Similarly, the 2010 guidance suggests that companies could be affected by legal, technological, political and scientific developments regarding climate change through changes in demand for products or services. For example, the guidance points out that companies could face reputational risk or indirect consequences or opportunities such as

  • “Decreased demand for goods that produce significant greenhouse gas emissions;
  • Increased demand for goods that result in lower emissions than competing products;
  • Increased competition to develop innovative new products;
  • Increased demand for generation and transmission of energy from alternative energy sources; and
  • Decreased demand for services related to carbon based energy sources, such as drilling services or equipment maintenance services.

These business trends or risks may be required to be disclosed as risk factors or in MD&A. In some cases, these developments could have a significant enough impact on a registrant’s business that disclosure may be required in its business description under Item 101.”

Clearly, severe weather resulting from climate change could have serious, even catastrophic, consequences. The 2010 guidance identified the following as examples:

  • “For registrants with operations concentrated on coastlines, property damage and disruptions to operations, including manufacturing operations or the transport of manufactured products;
  • Indirect financial and operational impacts from disruptions to the operations of major customers or suppliers from severe weather, such as hurricanes or floods;
  • Increased insurance claims and liabilities for insurance and reinsurance companies;
  • Decreased agricultural production capacity in areas affected by drought or other weather-related changes; and
  • Increased insurance premiums and deductibles, or a decrease in the availability of coverage, for registrants with plants or operations in areas subject to severe weather.
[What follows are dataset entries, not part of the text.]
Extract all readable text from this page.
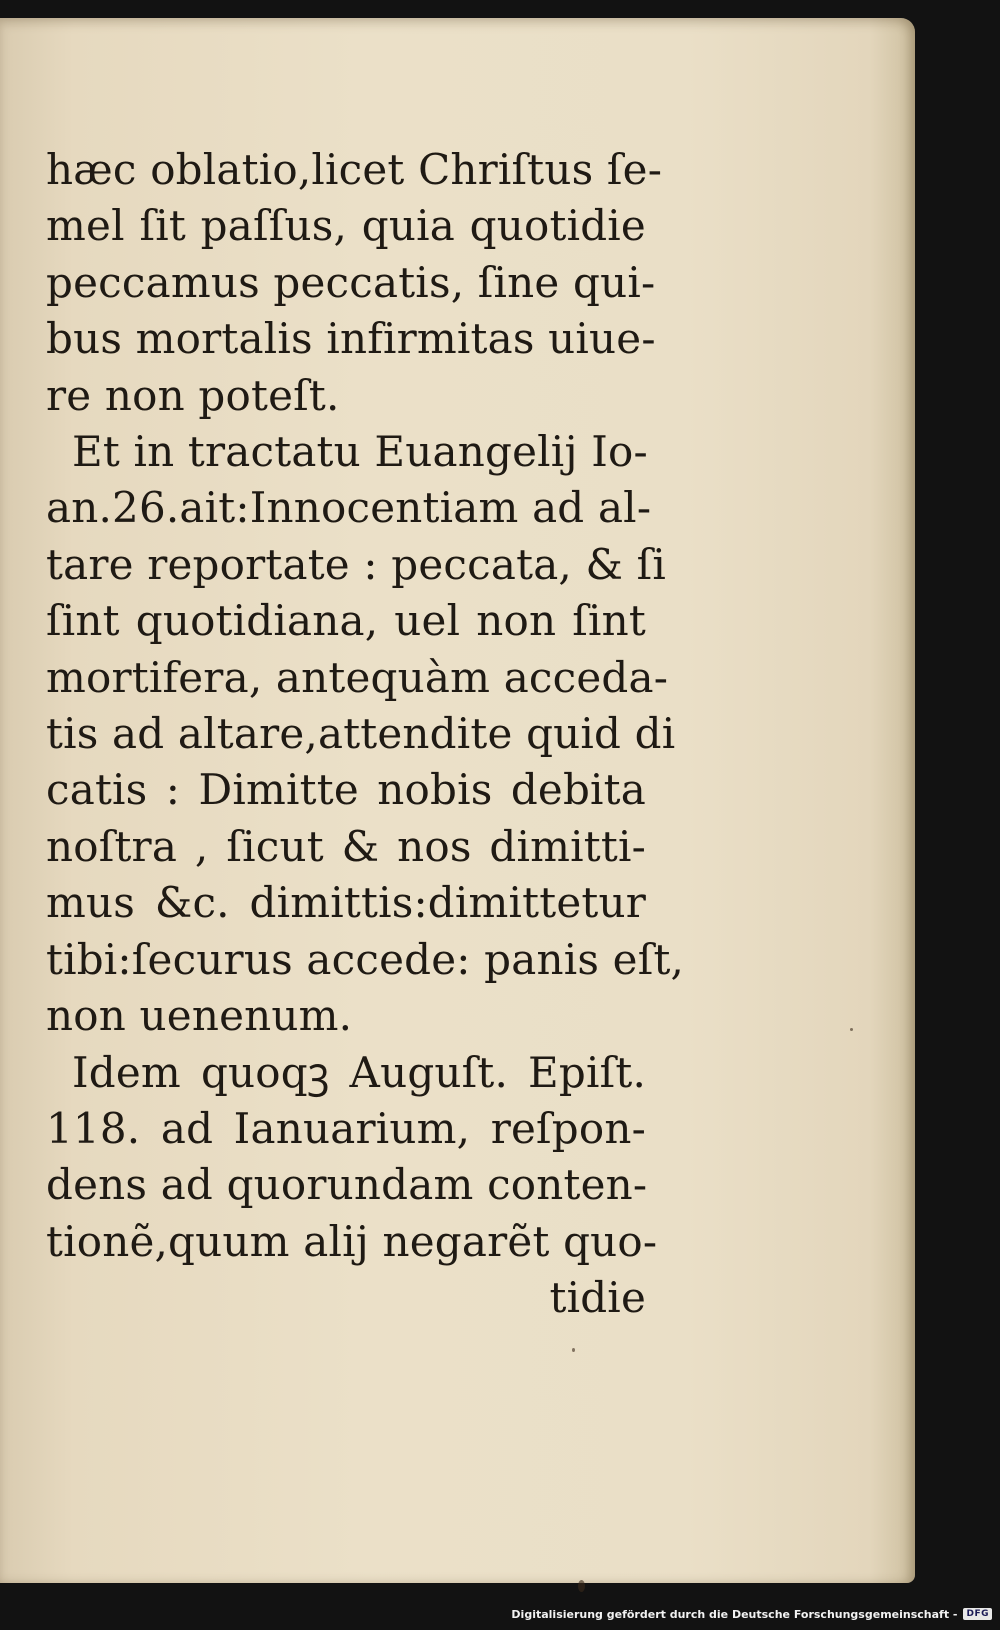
hæc oblatio,licet Chriſtus ſe-
mel ſit paſſus, quia quotidie
peccamus peccatis, ſine qui-
bus mortalis infirmitas uiue-
re non poteſt.
Et in tractatu Euangelij Io-
an.26.ait:Innocentiam ad al-
tare reportate : peccata, & ſi
ſint quotidiana, uel non ſint
mortifera, antequàm acceda-
tis ad altare,attendite quid di
catis : Dimitte nobis debita
noſtra , ſicut & nos dimitti-
mus &c. dimittis:dimittetur
tibi:ſecurus accede: panis eſt,
non uenenum.
Idem quoqꝫ Auguſt. Epiſt.
118. ad Ianuarium, reſpon-
dens ad quorundam conten-
tionẽ,quum alij negarẽt quo-
tidie
Digitalisierung gefördert durch die Deutsche Forschungsgemeinschaft -	DFG
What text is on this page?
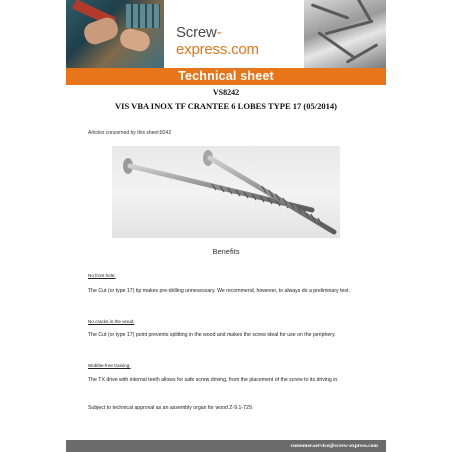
Screw-express.com
Technical sheet
VS8242
VIS VBA INOX TF CRANTEE 6 LOBES TYPE 17 (05/2014)
Articles concerned by this sheet:8242
Benefits
No front hole:
The Cut (or type 17) tip makes pre-drilling unnecessary. We recommend, however, to always do a preliminary test.
No cracks in the wood:
The Cut (or type 17) point prevents splitting in the wood and makes the screw ideal for use on the periphery.
Wobble-free training:
The TX drive with internal teeth allows for safe screw driving, from the placement of the screw to its driving in.
Subject to technical approval as an assembly organ for wood Z-9.1-729.
customer.service@screw-express.com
Registrants whose businesses may be vulnerable to severe weather or climate related events should consider disclosing material risks of, or consequences from, such events in their publicly filed disclosure documents.”

SideBar

According to Reuters, Acting Corp Fin Director John Coates remarked during a conference on climate finance that the SEC “‘should help lead’ the creation of a disclosure system for environmental, social and governance (ESG) issues for corporations.” You might recall that Coates was a member of the SEC’s Investor Advisory Committee that, in May 2020, submitted a recommendation to the SEC to “begin in earnest an effort to update the reporting requirements of Issuers to include material, decision-useful, ESG factors.” Instead of materiality decisions being made by ESG providers, the committee contended that “the SEC is best-placed to set the framework for Issuers to disclose material information upon which investors can rely to make investment and voting decisions.” While recognizing the difficulties, the committee contended that “well-constructed, principles-based reporting that enables each Issuer, regardless of industry or business line, to set out its risks, strategies and opportunities in relation to material ESG factors should be no different than current disclosure of business risk, strategy and opportunity. ESG matters are part and parcel of the business of every Issuer and are unique to every Issuer.” (See this PubCo post.)